The Q170 MIDI Gates module decodes MIDI sync messages including Clock, Start, Stop and Continue. The Clock message can also be divided up to /192.

Audio Click Track

Send audio to the Q118 Instrument Interface module which will create a gate that can be used to start or clock sequencers. Use the SHIFT input on the Q960. You might need to boost or attenuate with the Q125 Signal Processor module.

Sequencer Links

Q119 Sequencer
Q960 Sequencer
Compare Sequencers

Ideas from Scott L.

When shifting the Q960 from an external clock signal (derived from a MIDI source like a DAW), it is helpful to have the Q960 comes to rest on Stage-9 whenever the DAW or MIDI source is stopped. This can be easily achieved in a number of ways. The Q170 allows any of the gate outputs to be set to send a pulse when a START or STOP command is received at the MIDI input (all MIDI devices sending MIDI clock send both a START and STOP command whenever the transport is started or stopped). Route that Q170 gate output to the Q960 Stage-9 gate in and the Q960 will always instantly locate to Stage-9 whenever the master clock is stopped. There is no need to feed any gate signal into Stage-1. When the master clock is restarted, the first clock pulse received at the Q960 SHIFT input will cause the Q960 to correctly start on Stage-1.

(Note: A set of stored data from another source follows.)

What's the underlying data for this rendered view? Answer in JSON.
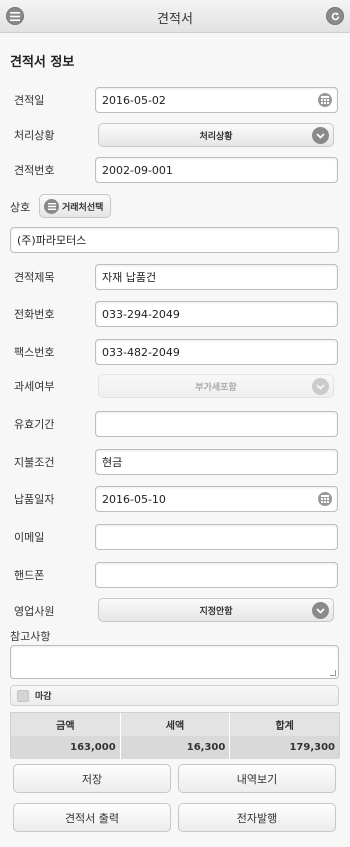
{
  "header": {
    "title": "견적서",
    "menu_icon": "list-icon",
    "back_icon": "refresh-back-icon"
  },
  "section": {
    "title": "견적서 정보"
  },
  "form": {
    "quote_date": {
      "label": "견적일",
      "value": "2016-05-02"
    },
    "status": {
      "label": "처리상황",
      "value": "처리상황"
    },
    "quote_no": {
      "label": "견적번호",
      "value": "2002-09-001"
    },
    "company": {
      "label": "상호",
      "button": "거래처선택",
      "value": "(주)파라모터스"
    },
    "subject": {
      "label": "견적제목",
      "value": "자재 납품건"
    },
    "phone": {
      "label": "전화번호",
      "value": "033-294-2049"
    },
    "fax": {
      "label": "팩스번호",
      "value": "033-482-2049"
    },
    "tax": {
      "label": "과세여부",
      "value": "부가세포함"
    },
    "validity": {
      "label": "유효기간",
      "value": ""
    },
    "payment": {
      "label": "지불조건",
      "value": "현금"
    },
    "delivery_date": {
      "label": "납품일자",
      "value": "2016-05-10"
    },
    "email": {
      "label": "이메일",
      "value": ""
    },
    "mobile": {
      "label": "핸드폰",
      "value": ""
    },
    "sales_rep": {
      "label": "영업사원",
      "value": "지정안함"
    },
    "notes": {
      "label": "참고사항",
      "value": ""
    },
    "closed": {
      "label": "마감",
      "checked": false
    }
  },
  "totals": {
    "headers": [
      "금액",
      "세액",
      "합계"
    ],
    "values": [
      "163,000",
      "16,300",
      "179,300"
    ]
  },
  "buttons": {
    "save": "저장",
    "details": "내역보기",
    "print": "견적서 출력",
    "e_issue": "전자발행"
  }
}
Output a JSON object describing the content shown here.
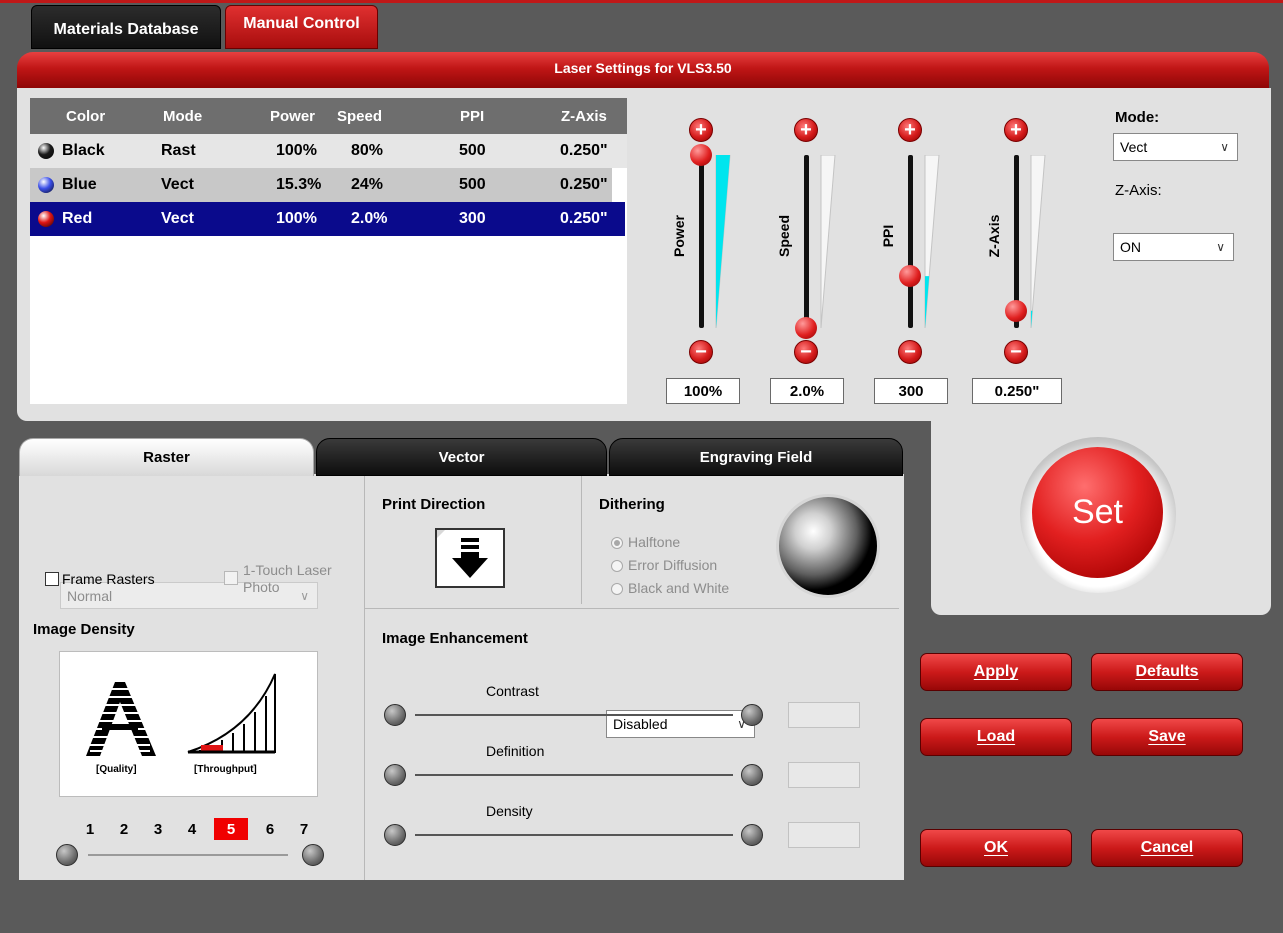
{
  "tabs": {
    "materials": "Materials Database",
    "manual": "Manual Control"
  },
  "header": {
    "title": "Laser Settings for VLS3.50"
  },
  "table": {
    "headers": [
      "Color",
      "Mode",
      "Power",
      "Speed",
      "PPI",
      "Z-Axis"
    ],
    "rows": [
      {
        "color": "Black",
        "mode": "Rast",
        "power": "100%",
        "speed": "80%",
        "ppi": "500",
        "zaxis": "0.250\""
      },
      {
        "color": "Blue",
        "mode": "Vect",
        "power": "15.3%",
        "speed": "24%",
        "ppi": "500",
        "zaxis": "0.250\""
      },
      {
        "color": "Red",
        "mode": "Vect",
        "power": "100%",
        "speed": "2.0%",
        "ppi": "300",
        "zaxis": "0.250\""
      }
    ],
    "selected_row": 2,
    "row_ball_colors": [
      "#1a1a1a",
      "#3a4ee8",
      "#e01414"
    ]
  },
  "sliders": [
    {
      "label": "Power",
      "value": "100%",
      "level": 1.0
    },
    {
      "label": "Speed",
      "value": "2.0%",
      "level": 0.0
    },
    {
      "label": "PPI",
      "value": "300",
      "level": 0.3
    },
    {
      "label": "Z-Axis",
      "value": "0.250\"",
      "level": 0.1
    }
  ],
  "mode": {
    "label": "Mode:",
    "value": "Vect"
  },
  "zaxis": {
    "label": "Z-Axis:",
    "value": "ON"
  },
  "set_button": "Set",
  "subtabs": {
    "raster": "Raster",
    "vector": "Vector",
    "engraving": "Engraving Field"
  },
  "raster": {
    "raster_type": "Normal",
    "frame_rasters": "Frame Rasters",
    "one_touch_line1": "1-Touch Laser",
    "one_touch_line2": "Photo",
    "image_density_label": "Image Density",
    "quality": "[Quality]",
    "throughput": "[Throughput]",
    "density_scale": [
      "1",
      "2",
      "3",
      "4",
      "5",
      "6",
      "7"
    ],
    "density_selected": 4
  },
  "print_direction": {
    "label": "Print Direction"
  },
  "dithering": {
    "label": "Dithering",
    "options": [
      "Halftone",
      "Error Diffusion",
      "Black and White"
    ],
    "selected": 0
  },
  "enhancement": {
    "label": "Image Enhancement",
    "value": "Disabled",
    "sliders": [
      "Contrast",
      "Definition",
      "Density"
    ]
  },
  "buttons": {
    "apply": "Apply",
    "defaults": "Defaults",
    "load": "Load",
    "save": "Save",
    "ok": "OK",
    "cancel": "Cancel"
  },
  "colors": {
    "accent": "#c01616",
    "selected_row": "#0a0a8c",
    "slider_fill": "#00e5ee"
  }
}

This same functionality can be achieved using a Q174, by entering a simple MIDI command anywhere on the timeline that you might wish to have a Q960 go to Stage-9, or to have a Q119 reset at the beginning of a sequence. Using the Q174 in mode 3, the third CC output jacks sends a trigger when receiving MIDI CC4, so inputting a simple CC4 on a timeline (one entry with CC4 at value 127 followed right after by another at value 0), will cause a trigger pulse to come out of jack 3 on the Q174. This can be used for many things including resetting a Q119 or Q960.

Ideas from Paca

There seems to be an idiosyncrasy that occurs when a Q960 or Q119 sequencer is slaved to a MIDI clock; upon receiving the first clock signal on Start from the MIDI Clock source (like a DAW), the sequencer jumps to Stage #2, skipping Stage #1 altogether. The same thing occurs regardless of at what Stage you wish to start your sequence; it will jump to the next step. I have yet to find a concrete solution, even after trying 3 different MIDI Clock to CV converters including the Q170 MIDI Gates module, which is my current choice. But there are a few workarounds.

On the Q960, send a trigger (gate) signal on Stop to either the last Gate Input of your sequence, or better still (thanks Scott L. for this idea!), send that Stop/Reset gate signal to Stage #9, regardless of the length of your sequence. As Scott points out, this is a 0 voltage Stage and will prevent hanging notes on stop in may cases. Regarding the Q119, Scott suggests using a Trigger Delay, should you have one. I have tried this idea and have had inconsistent results. While this may very well be pilot error on my part, I have have chosen instead to start the programming of my Q119 sequence on Stage #2. That means, say, if you are creating a 24 step sequence, Stage #1 would be your 24 step. As brain-twisting as this can be at times, it always works.

Ideas from Richard S.

Here's an alternative method which is REALLY analog, and involves NO MIDI: Actually record one (or more) tracks (can be temporary)... like a snare track... cymbal... or even just a click track.... just anything with a short duration. Then use that (those) track(s) audio to drive the 'shift' input of the Q960. I found that often, I didn't need to patch thru a Q125 Signal Processor if unavailable... just anything handy that will attenuate. So... the short version... use audio to drive the sequencer(s) & switch(es).